Håkan looked around him in astonishment. He could not give a name to what he saw. His surroundings were quite unfamiliar. No buildings, no trees, but glowing colours and changing geometric shapes, ornaments and spirals, which recalled flowers, snowflakes, diamonds . . .
‘What kind of place is this?’
‘Place? This isn’t a place at all.’
‘But this area must have a name,’ Håkan said. ‘Are we in the country or the city? Are we at home or abroad?’
‘We are not in the country or the city. We are not at home or abroad. Why should we be? This is here. Everything is here.’
Håkan understood. He had arrived, and he meant to stay.
Fakelove’s Night
‘Darling, no more,’ Ella begged in her gentle voice, as so many times before. ‘You don’t need to, it’s fine like this.’
‘Are you sure?’ Fakelove asked. He was unpleasantly aware that he had neglected Ella in recent months. And of the fact that, despite his skills and manly exertions, Ella did not enjoy their sex.
‘It’s fine like this,’ Ella said again. She was about to say something else. Fakelove waited. He turned on to his back. And, after a long silence, Ella finally whispered what Fakelove had been afraid to hear. ‘It won’t work.’
‘Do you mean: not with me?’
Once again, Ella fell silent for a long time. Fakelove heard her holding her breath, they both held their breath, until Ella finally dared whisper: ‘Perhaps.’
Fakelove got up, fetched his cigarettes and put on a dressing gown. He lit the outside lamp and went out to the steps to smoke. He still smoked a couple of cigarettes a week, although he offered nicotine addicts tips on how to give up.

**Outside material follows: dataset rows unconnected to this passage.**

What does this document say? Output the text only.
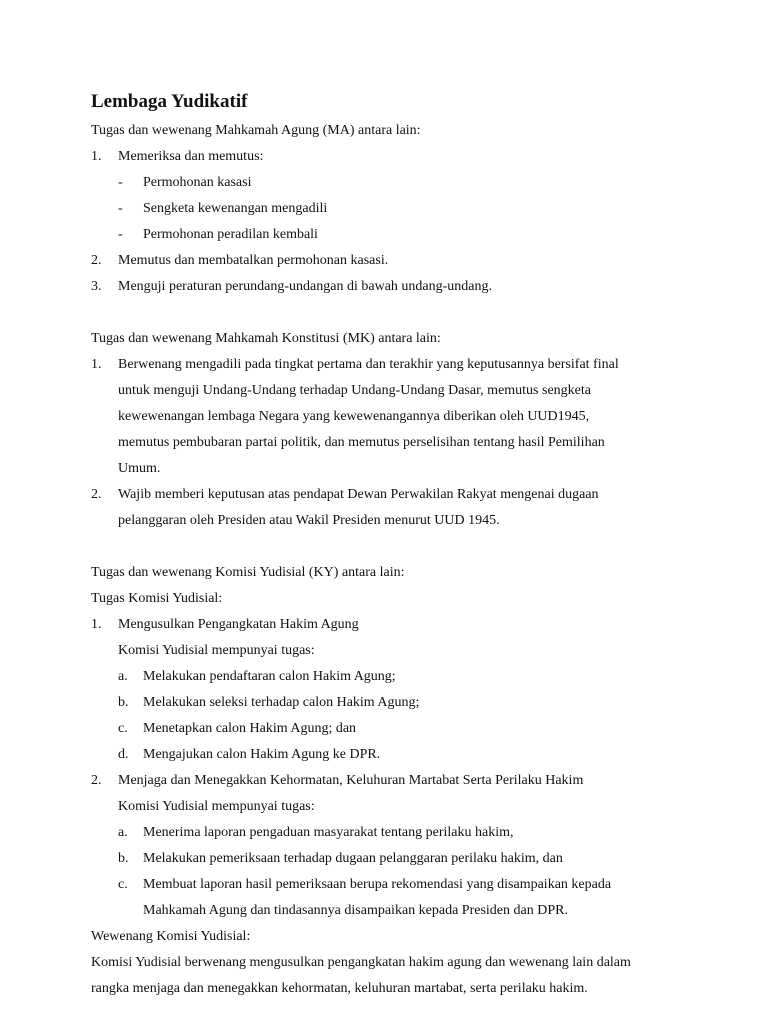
Lembaga Yudikatif
Tugas dan wewenang Mahkamah Agung (MA) antara lain:
1. Memeriksa dan memutus:
- Permohonan kasasi
- Sengketa kewenangan mengadili
- Permohonan peradilan kembali
2. Memutus dan membatalkan permohonan kasasi.
3. Menguji peraturan perundang-undangan di bawah undang-undang.
Tugas dan wewenang Mahkamah Konstitusi (MK) antara lain:
1. Berwenang mengadili pada tingkat pertama dan terakhir yang keputusannya bersifat final
untuk menguji Undang-Undang terhadap Undang-Undang Dasar, memutus sengketa
kewewenangan lembaga Negara yang kewewenangannya diberikan oleh UUD1945,
memutus pembubaran partai politik, dan memutus perselisihan tentang hasil Pemilihan
Umum.
2. Wajib memberi keputusan atas pendapat Dewan Perwakilan Rakyat mengenai dugaan
pelanggaran oleh Presiden atau Wakil Presiden menurut UUD 1945.
Tugas dan wewenang Komisi Yudisial (KY) antara lain:
Tugas Komisi Yudisial:
1. Mengusulkan Pengangkatan Hakim Agung
Komisi Yudisial mempunyai tugas:
a. Melakukan pendaftaran calon Hakim Agung;
b. Melakukan seleksi terhadap calon Hakim Agung;
c. Menetapkan calon Hakim Agung; dan
d. Mengajukan calon Hakim Agung ke DPR.
2. Menjaga dan Menegakkan Kehormatan, Keluhuran Martabat Serta Perilaku Hakim
Komisi Yudisial mempunyai tugas:
a. Menerima laporan pengaduan masyarakat tentang perilaku hakim,
b. Melakukan pemeriksaan terhadap dugaan pelanggaran perilaku hakim, dan
c. Membuat laporan hasil pemeriksaan berupa rekomendasi yang disampaikan kepada
Mahkamah Agung dan tindasannya disampaikan kepada Presiden dan DPR.
Wewenang Komisi Yudisial:
Komisi Yudisial berwenang mengusulkan pengangkatan hakim agung dan wewenang lain dalam
rangka menjaga dan menegakkan kehormatan, keluhuran martabat, serta perilaku hakim.
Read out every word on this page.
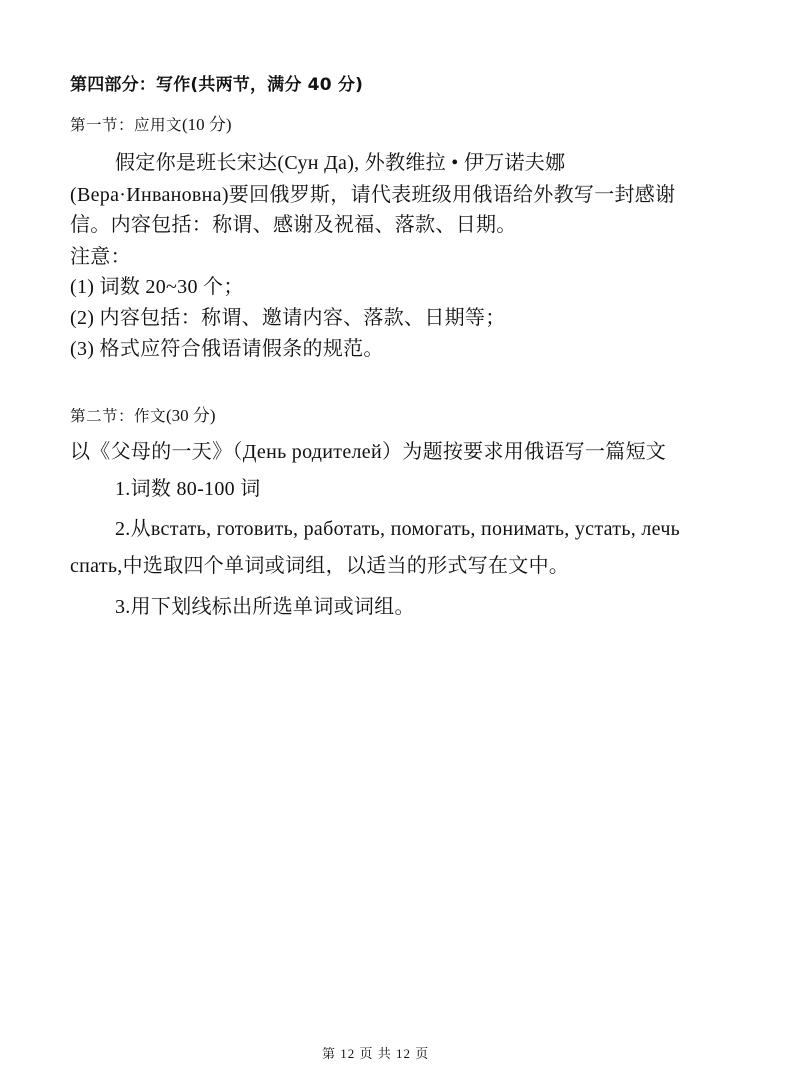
第四部分：写作(共两节，满分 40 分)
第一节：应用文(10 分)
假定你是班长宋达(Сун Да), 外教维拉 • 伊万诺夫娜
(Вера·Инвановна)要回俄罗斯，请代表班级用俄语给外教写一封感谢
信。内容包括：称谓、感谢及祝福、落款、日期。
注意：
(1) 词数 20~30 个；
(2) 内容包括：称谓、邀请内容、落款、日期等；
(3) 格式应符合俄语请假条的规范。
第二节：作文(30 分)
以《父母的一天》（День родителей）为题按要求用俄语写一篇短文
1.词数 80-100 词
2.从встать, готовить, работать, помогать, понимать, устать, лечь
спать,中选取四个单词或词组，以适当的形式写在文中。
3.用下划线标出所选单词或词组。
第 12 页 共 12 页
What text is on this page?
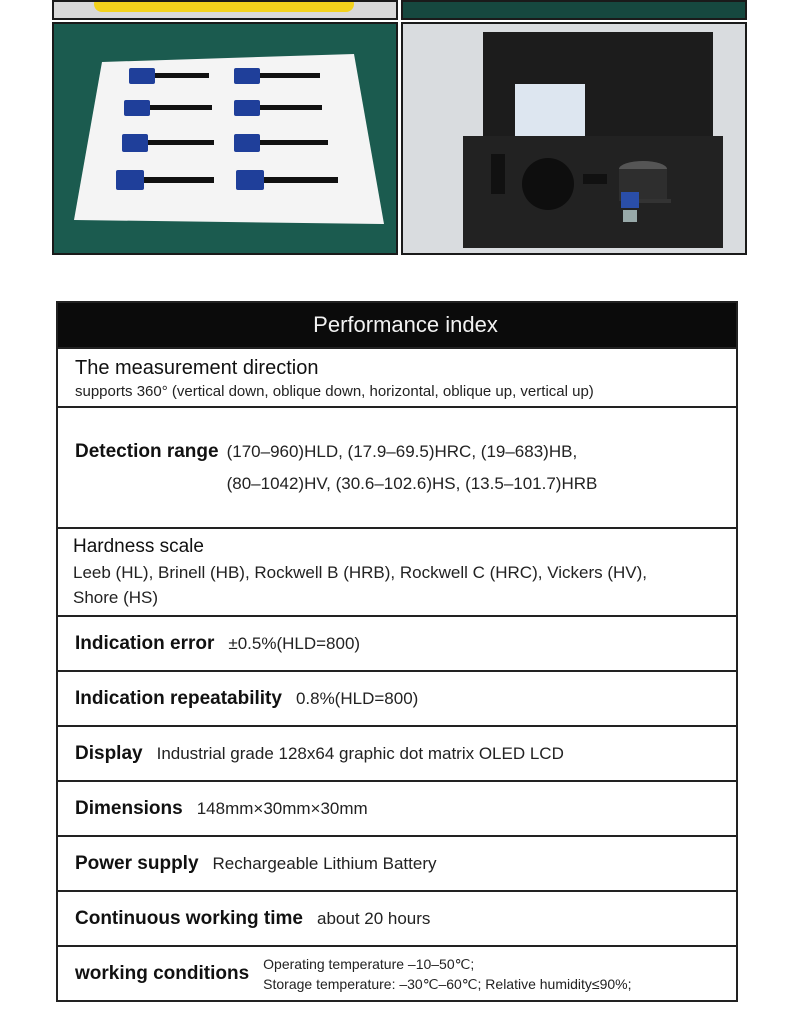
Performance index

The measurement direction
supports 360° (vertical down, oblique down, horizontal, oblique up, vertical up)

Detection range (170–960)HLD, (17.9–69.5)HRC, (19–683)HB,
(80–1042)HV, (30.6–102.6)HS, (13.5–101.7)HRB

Hardness scale
Leeb (HL), Brinell (HB), Rockwell B (HRB), Rockwell C (HRC), Vickers (HV),
Shore (HS)

Indication error ±0.5%(HLD=800)

Indication repeatability 0.8%(HLD=800)

Display Industrial grade 128x64 graphic dot matrix OLED LCD

Dimensions 148mm×30mm×30mm

Power supply Rechargeable Lithium Battery

Continuous working time about 20 hours

working conditions Operating temperature –10–50℃;
Storage temperature: –30℃–60℃; Relative humidity≤90%;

The night spread and echoed around the expensive area where Fakelove lived. The eternal, primeval, untamed darkness whose denseness the garden’s Japanese lanterns only deepened. He sat in its heart and its immenseness, its strangeness, penetrated his consciousness. It was no wonder that children feared the dark. He feared it too.
The colours had become shadows. The garden rustled differently from in the daytime. In Fakelove’s oval swimming pool the water rippled, cold and strange. The water looked fake, it moved slowly, impenetrably, dull black like oil.
On the garden swing there sat, alone, the crumpled shadow of the maple. Like someone suffering from a stomachache, Fakelove thought.